嘉村:私がソース原理に興味を持ったのは、ティール組織のフレデリック・ラルーが、「もし出版前に知っていたら絶対に紹介した」とわりと強く言ってたからなんです。ティール組織とソース原理は源流が違うので、いったん別物と思ってもらったほうがいいんですけど、フレデリックがそんなに推しているということで何だろうと思ったんですね。

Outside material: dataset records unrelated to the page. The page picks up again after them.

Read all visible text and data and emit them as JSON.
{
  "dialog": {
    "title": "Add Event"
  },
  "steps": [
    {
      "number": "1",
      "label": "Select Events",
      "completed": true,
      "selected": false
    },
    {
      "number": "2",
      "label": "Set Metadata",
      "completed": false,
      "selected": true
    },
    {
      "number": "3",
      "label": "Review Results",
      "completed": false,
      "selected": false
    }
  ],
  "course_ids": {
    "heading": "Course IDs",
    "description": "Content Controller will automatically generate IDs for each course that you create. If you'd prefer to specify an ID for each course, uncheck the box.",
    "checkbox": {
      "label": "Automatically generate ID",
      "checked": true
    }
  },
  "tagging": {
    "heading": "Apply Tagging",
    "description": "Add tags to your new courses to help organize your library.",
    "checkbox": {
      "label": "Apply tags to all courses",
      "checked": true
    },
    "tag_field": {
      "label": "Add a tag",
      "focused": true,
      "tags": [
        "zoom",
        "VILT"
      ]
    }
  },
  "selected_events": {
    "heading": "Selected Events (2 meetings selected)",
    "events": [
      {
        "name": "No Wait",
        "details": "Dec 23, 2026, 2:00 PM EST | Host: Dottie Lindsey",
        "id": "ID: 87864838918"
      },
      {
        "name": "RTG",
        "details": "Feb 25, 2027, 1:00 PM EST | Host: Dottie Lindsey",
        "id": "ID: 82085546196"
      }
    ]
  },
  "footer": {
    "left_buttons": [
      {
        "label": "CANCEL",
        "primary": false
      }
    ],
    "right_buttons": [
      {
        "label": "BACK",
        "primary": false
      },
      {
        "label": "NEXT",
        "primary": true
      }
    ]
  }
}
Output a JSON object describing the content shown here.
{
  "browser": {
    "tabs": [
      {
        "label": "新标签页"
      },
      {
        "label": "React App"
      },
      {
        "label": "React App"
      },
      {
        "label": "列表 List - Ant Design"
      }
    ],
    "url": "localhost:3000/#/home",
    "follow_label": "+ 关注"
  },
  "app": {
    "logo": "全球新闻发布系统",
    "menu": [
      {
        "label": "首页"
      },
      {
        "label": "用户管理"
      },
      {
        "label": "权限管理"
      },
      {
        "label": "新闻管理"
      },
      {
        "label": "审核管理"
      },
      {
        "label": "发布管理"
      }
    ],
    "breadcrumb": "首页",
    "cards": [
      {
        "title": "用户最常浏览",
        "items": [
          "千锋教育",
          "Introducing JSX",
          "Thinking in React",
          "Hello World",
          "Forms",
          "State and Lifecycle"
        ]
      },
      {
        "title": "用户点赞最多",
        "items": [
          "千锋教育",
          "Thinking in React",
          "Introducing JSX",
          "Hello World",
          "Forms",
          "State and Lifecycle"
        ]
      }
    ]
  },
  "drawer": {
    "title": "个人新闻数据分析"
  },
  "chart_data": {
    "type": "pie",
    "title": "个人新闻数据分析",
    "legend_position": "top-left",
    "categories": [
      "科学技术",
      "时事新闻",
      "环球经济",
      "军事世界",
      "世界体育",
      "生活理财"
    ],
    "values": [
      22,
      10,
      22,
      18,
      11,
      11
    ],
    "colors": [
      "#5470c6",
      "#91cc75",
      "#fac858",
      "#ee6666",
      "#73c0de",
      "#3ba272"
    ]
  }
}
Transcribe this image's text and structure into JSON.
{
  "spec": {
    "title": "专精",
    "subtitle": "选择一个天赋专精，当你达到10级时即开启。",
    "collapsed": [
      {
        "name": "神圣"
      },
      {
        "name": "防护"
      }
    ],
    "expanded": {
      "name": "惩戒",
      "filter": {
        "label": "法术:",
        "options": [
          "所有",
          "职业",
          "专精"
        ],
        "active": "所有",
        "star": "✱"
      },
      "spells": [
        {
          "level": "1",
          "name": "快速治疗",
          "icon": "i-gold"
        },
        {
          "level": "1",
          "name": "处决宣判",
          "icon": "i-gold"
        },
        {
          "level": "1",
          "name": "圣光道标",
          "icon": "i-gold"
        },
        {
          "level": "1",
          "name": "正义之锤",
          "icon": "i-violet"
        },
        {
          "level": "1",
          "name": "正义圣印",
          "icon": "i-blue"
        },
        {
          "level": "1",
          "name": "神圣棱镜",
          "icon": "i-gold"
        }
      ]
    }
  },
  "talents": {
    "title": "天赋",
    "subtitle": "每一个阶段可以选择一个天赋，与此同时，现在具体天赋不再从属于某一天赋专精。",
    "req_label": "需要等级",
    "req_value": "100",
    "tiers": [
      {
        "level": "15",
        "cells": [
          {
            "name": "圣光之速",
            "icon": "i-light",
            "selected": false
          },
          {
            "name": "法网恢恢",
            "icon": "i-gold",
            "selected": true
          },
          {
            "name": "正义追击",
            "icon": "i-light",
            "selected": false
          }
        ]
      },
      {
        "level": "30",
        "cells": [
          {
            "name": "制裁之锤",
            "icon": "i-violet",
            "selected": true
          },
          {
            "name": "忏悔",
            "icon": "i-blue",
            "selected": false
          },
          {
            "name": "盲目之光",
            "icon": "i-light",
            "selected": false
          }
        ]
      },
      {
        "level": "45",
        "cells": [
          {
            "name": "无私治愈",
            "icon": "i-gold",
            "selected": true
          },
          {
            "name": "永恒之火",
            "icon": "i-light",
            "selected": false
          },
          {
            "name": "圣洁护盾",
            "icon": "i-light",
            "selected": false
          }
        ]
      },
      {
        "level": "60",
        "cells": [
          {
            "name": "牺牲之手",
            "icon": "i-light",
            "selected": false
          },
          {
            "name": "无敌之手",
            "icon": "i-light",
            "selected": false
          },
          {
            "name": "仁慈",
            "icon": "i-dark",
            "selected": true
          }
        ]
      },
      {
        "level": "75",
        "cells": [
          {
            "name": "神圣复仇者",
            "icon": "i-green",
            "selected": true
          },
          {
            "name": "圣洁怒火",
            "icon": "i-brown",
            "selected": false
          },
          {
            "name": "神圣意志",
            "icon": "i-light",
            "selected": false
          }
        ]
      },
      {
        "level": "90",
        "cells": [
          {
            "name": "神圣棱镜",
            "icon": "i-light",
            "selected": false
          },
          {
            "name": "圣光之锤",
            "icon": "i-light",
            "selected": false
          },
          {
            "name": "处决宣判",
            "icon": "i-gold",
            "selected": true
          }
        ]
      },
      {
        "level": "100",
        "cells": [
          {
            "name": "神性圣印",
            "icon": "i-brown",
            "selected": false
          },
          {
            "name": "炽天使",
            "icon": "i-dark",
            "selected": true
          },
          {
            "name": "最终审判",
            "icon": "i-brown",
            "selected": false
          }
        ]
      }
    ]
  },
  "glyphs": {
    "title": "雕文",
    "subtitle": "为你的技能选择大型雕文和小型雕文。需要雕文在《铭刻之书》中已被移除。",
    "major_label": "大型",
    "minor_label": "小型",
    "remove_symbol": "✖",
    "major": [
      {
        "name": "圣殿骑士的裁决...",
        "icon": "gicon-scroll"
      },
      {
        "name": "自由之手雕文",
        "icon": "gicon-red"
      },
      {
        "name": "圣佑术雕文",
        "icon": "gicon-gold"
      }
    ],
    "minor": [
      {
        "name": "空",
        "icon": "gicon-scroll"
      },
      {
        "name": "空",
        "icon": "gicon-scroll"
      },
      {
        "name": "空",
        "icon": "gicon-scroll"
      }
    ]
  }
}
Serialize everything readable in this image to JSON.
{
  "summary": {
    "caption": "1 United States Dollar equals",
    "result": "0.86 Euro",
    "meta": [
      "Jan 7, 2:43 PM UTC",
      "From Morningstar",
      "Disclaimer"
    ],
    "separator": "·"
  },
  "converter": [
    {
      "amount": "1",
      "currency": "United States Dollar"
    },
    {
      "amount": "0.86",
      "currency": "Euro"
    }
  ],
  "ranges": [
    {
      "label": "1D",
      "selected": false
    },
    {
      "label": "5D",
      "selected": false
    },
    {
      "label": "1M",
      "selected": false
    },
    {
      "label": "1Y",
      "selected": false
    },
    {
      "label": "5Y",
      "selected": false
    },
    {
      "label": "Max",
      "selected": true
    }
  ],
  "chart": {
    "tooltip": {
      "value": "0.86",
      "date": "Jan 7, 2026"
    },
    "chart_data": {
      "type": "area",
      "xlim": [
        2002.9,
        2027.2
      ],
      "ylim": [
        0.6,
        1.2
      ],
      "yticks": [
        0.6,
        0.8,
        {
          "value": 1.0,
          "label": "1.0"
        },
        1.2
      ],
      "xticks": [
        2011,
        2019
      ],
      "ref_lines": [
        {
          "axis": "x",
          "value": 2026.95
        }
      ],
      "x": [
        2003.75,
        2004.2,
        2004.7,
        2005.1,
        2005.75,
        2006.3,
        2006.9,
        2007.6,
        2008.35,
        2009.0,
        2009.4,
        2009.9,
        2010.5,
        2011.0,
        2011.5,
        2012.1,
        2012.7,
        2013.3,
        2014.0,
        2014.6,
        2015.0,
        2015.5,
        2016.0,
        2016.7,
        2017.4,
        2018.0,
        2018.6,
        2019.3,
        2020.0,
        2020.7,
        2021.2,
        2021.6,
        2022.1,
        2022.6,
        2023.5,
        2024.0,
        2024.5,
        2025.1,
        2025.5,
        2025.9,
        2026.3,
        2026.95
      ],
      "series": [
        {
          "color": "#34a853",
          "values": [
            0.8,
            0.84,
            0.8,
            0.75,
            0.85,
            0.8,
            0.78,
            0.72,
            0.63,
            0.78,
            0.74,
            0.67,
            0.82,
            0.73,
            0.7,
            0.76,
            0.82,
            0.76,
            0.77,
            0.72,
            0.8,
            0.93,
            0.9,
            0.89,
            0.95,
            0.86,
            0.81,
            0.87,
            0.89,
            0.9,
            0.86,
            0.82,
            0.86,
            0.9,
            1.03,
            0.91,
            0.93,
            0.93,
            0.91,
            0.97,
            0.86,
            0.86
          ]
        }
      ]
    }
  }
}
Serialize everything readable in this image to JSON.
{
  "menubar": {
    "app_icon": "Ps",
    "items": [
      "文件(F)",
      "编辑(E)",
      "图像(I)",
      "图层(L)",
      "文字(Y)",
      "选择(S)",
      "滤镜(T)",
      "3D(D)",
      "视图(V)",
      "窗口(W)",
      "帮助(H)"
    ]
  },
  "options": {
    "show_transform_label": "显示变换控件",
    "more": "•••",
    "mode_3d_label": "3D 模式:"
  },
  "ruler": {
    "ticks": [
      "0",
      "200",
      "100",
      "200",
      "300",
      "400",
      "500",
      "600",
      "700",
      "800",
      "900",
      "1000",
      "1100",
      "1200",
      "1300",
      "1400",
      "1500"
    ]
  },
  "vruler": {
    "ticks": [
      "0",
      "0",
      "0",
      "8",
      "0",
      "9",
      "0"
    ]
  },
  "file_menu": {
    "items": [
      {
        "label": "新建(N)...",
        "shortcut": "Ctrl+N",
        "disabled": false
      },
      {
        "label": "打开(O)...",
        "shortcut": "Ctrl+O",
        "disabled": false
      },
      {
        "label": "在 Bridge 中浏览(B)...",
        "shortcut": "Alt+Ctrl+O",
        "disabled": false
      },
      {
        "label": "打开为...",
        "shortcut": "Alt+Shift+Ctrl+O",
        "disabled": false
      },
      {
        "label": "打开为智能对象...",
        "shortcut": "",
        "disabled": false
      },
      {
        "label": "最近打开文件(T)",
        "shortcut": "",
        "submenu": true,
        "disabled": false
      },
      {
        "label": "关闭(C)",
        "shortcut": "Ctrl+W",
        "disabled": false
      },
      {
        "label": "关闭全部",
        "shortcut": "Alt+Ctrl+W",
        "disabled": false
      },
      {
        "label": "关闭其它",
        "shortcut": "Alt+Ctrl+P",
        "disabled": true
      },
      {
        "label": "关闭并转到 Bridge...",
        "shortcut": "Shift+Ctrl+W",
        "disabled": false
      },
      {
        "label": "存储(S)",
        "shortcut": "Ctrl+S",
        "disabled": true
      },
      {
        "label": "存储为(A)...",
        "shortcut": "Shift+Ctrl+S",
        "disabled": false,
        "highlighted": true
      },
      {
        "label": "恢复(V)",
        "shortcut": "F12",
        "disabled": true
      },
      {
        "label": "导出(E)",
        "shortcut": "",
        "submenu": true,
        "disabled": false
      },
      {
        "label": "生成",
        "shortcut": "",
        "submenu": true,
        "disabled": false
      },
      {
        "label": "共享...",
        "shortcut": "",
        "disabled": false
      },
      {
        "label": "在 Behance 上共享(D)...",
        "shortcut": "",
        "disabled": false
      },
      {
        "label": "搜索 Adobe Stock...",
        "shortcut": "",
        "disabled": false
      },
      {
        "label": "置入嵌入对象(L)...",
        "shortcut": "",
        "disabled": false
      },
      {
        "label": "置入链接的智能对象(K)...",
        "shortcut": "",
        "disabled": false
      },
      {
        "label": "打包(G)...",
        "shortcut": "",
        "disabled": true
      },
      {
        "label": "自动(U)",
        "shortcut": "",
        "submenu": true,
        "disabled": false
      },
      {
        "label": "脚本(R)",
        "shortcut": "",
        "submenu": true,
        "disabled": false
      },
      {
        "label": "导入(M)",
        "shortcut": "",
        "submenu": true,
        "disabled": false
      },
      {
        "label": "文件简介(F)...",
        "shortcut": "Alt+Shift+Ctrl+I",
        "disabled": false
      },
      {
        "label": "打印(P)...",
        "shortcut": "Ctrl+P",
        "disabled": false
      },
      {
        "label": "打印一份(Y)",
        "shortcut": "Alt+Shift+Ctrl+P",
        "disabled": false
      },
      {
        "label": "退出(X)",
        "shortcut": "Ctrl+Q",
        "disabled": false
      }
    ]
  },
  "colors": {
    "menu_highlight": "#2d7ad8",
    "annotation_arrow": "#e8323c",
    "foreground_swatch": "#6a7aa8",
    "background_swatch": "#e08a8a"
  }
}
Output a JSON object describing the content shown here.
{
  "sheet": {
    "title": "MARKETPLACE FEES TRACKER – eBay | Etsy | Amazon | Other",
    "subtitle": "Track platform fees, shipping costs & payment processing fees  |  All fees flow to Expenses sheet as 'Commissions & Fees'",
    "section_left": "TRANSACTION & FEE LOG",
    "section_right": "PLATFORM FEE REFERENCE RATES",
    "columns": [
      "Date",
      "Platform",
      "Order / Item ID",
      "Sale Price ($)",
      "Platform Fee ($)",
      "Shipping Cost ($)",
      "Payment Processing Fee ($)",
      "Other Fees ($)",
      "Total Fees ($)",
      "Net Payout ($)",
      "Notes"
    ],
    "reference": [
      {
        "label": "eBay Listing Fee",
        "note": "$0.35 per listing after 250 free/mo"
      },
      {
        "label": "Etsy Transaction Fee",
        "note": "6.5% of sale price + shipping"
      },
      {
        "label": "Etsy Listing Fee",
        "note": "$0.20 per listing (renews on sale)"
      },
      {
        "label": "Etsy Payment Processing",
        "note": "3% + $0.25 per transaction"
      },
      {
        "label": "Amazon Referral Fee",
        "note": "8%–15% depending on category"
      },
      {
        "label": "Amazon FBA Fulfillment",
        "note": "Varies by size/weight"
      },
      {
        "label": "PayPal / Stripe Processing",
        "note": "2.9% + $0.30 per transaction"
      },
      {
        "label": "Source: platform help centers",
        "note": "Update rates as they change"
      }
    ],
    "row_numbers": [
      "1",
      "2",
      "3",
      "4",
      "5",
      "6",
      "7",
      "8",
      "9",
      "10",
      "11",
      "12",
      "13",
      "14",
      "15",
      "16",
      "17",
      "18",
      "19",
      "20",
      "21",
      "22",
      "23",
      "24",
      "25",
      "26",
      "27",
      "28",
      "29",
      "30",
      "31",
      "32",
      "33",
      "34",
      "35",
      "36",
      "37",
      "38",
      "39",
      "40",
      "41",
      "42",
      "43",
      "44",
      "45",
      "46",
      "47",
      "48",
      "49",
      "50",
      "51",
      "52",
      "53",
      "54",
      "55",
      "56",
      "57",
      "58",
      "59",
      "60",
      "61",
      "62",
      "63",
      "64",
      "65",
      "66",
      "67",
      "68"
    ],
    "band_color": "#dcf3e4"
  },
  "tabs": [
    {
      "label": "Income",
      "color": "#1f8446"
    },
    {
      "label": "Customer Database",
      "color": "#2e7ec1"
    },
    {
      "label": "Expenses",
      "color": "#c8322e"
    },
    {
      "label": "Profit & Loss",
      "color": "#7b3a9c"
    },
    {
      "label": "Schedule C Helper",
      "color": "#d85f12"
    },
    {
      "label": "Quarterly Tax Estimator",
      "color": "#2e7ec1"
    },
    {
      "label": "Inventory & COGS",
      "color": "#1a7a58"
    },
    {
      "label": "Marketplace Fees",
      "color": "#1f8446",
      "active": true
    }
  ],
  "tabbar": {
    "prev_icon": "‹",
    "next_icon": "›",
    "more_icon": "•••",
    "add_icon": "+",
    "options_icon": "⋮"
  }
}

もともとソース原理は、ピーター・カーニックが2010年頃から提唱し始めて、口伝で広がっていました。ピーターが文章にすることに興味がなかったというだけなんですけど(笑)、ヨーロッパを中心に広がり、弟子たちが立て続けに本を2冊出して、英語でも翻訳されていたので、片方を日本で出版したという流れですね。

(ピータ−・カーニックが)いろんな人と向き合っていく中で、実現するビジョンと消えていくビジョン、あるいは卓抜した組織を作り出している人と、途中でつまずいている人には、明確に違いがあることが浮き彫りになってきたんです。

スティーブ・ジョブズやイーロン・マスクのように、創業者特有の創造性を活かしている人もいるけれど、今はそういうビジョナリーな人の下で働くのはしんどそうだよね、というイメージもあると思います(笑)。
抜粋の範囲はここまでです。